Todos
los pájaros que se posan en este árbol se convierten en oro. Es el árbol de oro
de Fadricas, cuya llave para espiarlo la posee Fuks, que hasta aquí le han
traído las averiguaciones sobre el gorrión ahorcado en Zakopane, ciudad polaca
al pie de los montes Tatras, en la cordillera de los Cárpatos. Todavía
desconoce que la Norma
dice, según Mako Saguru, que cada cien días se sortee el gorrión que haya de
ser asesinado.
En el
árbol de oro también se posó Buda, que huele a melocotón almidonado y medita al
sur de la grasa de los buques de la
Carraca , ensordecido del oído derecho por un televisor con
dolor de cervicales por andar encorvado para no golpearse con el techo. Le van
a probar un sonotone de Gaes, antes de que acabe como un cristo de Costus.
Existe
la teoría de que Buda no viniera levitando hasta aterrizar en el árbol de oro
sino en canoa que aparcó en el club Náutico Puerta de Hierro. Navegó por el
torrente de un modelo dinámico caótico de flujo del acero fundido de una
estructura de quinientos pisos, a causa, inexplicablemente, del exiguo poder
calorífico del queroseno. Y de ella, de la canoa, saltó al légamo de la orilla
para encaramarse a la rama con la habilidad del hijo cojo del guardabosques de la Artámila.
Descartó
Bahía Sur para el retiro y la meditación porque allí hay vírgenes al lado de
los bungalows y frente al clic-clac de las pelotas de tenis de las pistas con
gorriones enjaulados a las tres y diez, hora sugerida por José Emilio Pacheco
para hacerse pájaros de costumbres.
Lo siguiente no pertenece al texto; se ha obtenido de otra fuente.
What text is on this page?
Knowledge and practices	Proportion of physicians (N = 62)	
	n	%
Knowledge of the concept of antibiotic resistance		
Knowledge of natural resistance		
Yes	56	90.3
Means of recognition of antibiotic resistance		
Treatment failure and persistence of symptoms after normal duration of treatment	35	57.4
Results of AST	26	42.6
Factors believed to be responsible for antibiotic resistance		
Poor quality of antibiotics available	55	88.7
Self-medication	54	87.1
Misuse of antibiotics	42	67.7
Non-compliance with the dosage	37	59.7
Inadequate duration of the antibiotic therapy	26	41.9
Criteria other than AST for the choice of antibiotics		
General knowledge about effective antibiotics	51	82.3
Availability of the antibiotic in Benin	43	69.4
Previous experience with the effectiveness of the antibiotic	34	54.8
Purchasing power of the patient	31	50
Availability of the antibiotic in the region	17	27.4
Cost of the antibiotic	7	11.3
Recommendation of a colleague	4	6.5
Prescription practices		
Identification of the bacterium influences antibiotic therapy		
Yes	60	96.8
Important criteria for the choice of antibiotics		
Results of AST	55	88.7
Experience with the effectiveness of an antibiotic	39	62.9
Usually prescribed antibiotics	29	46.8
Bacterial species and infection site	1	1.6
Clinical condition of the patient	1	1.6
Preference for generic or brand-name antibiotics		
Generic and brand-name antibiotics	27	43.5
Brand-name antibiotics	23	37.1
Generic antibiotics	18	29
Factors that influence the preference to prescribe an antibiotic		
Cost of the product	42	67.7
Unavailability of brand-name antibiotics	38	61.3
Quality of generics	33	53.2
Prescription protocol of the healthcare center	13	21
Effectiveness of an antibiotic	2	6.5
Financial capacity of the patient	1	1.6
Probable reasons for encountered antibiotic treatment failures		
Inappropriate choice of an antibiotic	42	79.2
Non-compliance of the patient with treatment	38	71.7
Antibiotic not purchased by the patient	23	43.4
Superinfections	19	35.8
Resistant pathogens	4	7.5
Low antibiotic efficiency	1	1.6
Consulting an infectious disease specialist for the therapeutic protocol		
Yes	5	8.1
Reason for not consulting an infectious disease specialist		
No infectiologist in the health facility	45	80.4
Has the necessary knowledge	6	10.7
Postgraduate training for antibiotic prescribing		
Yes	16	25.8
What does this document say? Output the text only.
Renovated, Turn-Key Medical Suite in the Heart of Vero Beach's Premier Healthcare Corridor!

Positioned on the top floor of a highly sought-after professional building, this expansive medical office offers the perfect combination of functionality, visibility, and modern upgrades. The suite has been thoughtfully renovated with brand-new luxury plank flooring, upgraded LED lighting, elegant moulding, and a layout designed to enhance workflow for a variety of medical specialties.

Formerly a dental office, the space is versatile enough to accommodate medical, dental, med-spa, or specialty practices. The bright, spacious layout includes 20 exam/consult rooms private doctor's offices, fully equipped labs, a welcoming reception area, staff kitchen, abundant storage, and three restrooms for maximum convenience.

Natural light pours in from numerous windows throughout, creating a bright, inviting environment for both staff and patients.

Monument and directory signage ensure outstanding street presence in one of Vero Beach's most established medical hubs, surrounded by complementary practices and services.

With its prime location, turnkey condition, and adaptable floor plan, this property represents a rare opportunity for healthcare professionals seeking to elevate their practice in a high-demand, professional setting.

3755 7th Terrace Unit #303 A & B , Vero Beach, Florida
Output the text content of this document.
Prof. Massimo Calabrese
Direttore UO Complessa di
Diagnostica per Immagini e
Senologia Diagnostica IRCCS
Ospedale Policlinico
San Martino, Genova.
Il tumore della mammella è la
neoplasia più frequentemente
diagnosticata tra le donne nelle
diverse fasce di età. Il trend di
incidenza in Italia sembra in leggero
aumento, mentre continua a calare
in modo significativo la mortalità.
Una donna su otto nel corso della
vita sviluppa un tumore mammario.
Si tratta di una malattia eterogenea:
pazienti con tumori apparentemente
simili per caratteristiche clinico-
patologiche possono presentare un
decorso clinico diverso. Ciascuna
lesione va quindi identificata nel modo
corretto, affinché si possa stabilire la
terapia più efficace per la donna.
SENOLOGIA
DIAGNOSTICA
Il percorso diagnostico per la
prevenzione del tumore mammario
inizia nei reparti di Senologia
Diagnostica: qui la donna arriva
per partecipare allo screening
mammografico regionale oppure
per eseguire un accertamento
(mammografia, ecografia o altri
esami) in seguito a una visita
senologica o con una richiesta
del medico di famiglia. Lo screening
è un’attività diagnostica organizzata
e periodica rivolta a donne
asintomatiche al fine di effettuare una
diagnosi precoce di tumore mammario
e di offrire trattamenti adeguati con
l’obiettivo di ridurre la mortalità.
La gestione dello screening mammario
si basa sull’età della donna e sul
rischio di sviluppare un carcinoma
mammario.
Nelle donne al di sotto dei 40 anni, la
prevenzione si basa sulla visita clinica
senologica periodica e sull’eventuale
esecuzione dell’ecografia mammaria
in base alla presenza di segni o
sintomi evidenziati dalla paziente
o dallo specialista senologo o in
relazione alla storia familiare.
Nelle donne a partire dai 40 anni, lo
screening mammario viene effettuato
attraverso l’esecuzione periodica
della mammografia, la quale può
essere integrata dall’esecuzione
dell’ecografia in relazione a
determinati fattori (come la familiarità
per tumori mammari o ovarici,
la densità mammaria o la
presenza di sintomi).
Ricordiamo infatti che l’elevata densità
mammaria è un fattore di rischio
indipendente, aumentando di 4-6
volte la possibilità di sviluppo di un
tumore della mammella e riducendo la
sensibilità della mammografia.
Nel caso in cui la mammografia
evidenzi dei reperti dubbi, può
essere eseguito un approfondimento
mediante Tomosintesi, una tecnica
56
Le gustó además este sitio porque aún tiene
mostacho el de la barra, los ojos color de aceituna rajada y la barbilla de
huevo duro cocido, es decir, que le pareció un buen candidato a discípulo, y
quizás consiga la catalogación definitiva de bar en Venta.
Hay un
porchecito con techumbre oblicua y ventanas de cristal ideal para la sobrasada en
vinagre y los fumadores con mono de trabajo. Doblando la esquina, delante de un
garaje enfoscado de grasa y adornado con pistones y cigüeñales de Tiranosaurus
Rex, hay un rosario de luces que representa una meretriz como de cachivaches en
la feria patronal. Por la mañana, está apagado. Por la noche, encendido. Se
sospecha que Buda alguna vez ha asomado a ver las piernas torneadas y a desentumecer
sus propios miembros así como hacía el prior del Rokuonji cuando iba de geishas
por el barrio de Gion en la periferia de Kyoto. Haría falta la puntería de un
francotirador en la defensa de Stalingrado, apostado en la clavícula opuesta o
bien parapetado en la escotadura supraesternal del dinosaurio, para darle un
susto en el momento de la letanía.
Siempre
que termino la sobrasada en vinagre o el aceite de radiador despido la mirada
dulcemente torva y la mueca asqueada del discípulo de Buda con la rara
culpabilidad de haberme metamorfoseado arreligioso.
El
segundo tramo de mi pedalear de nube es hasta un árbol de plata en la Casería de Ossío, bien recogidito
de barcas y no lejos de un bosque con mierda de gato. Últimamente lo paso de
largo para no estropear el recuerdo de la tostada catalana que me zampé allí.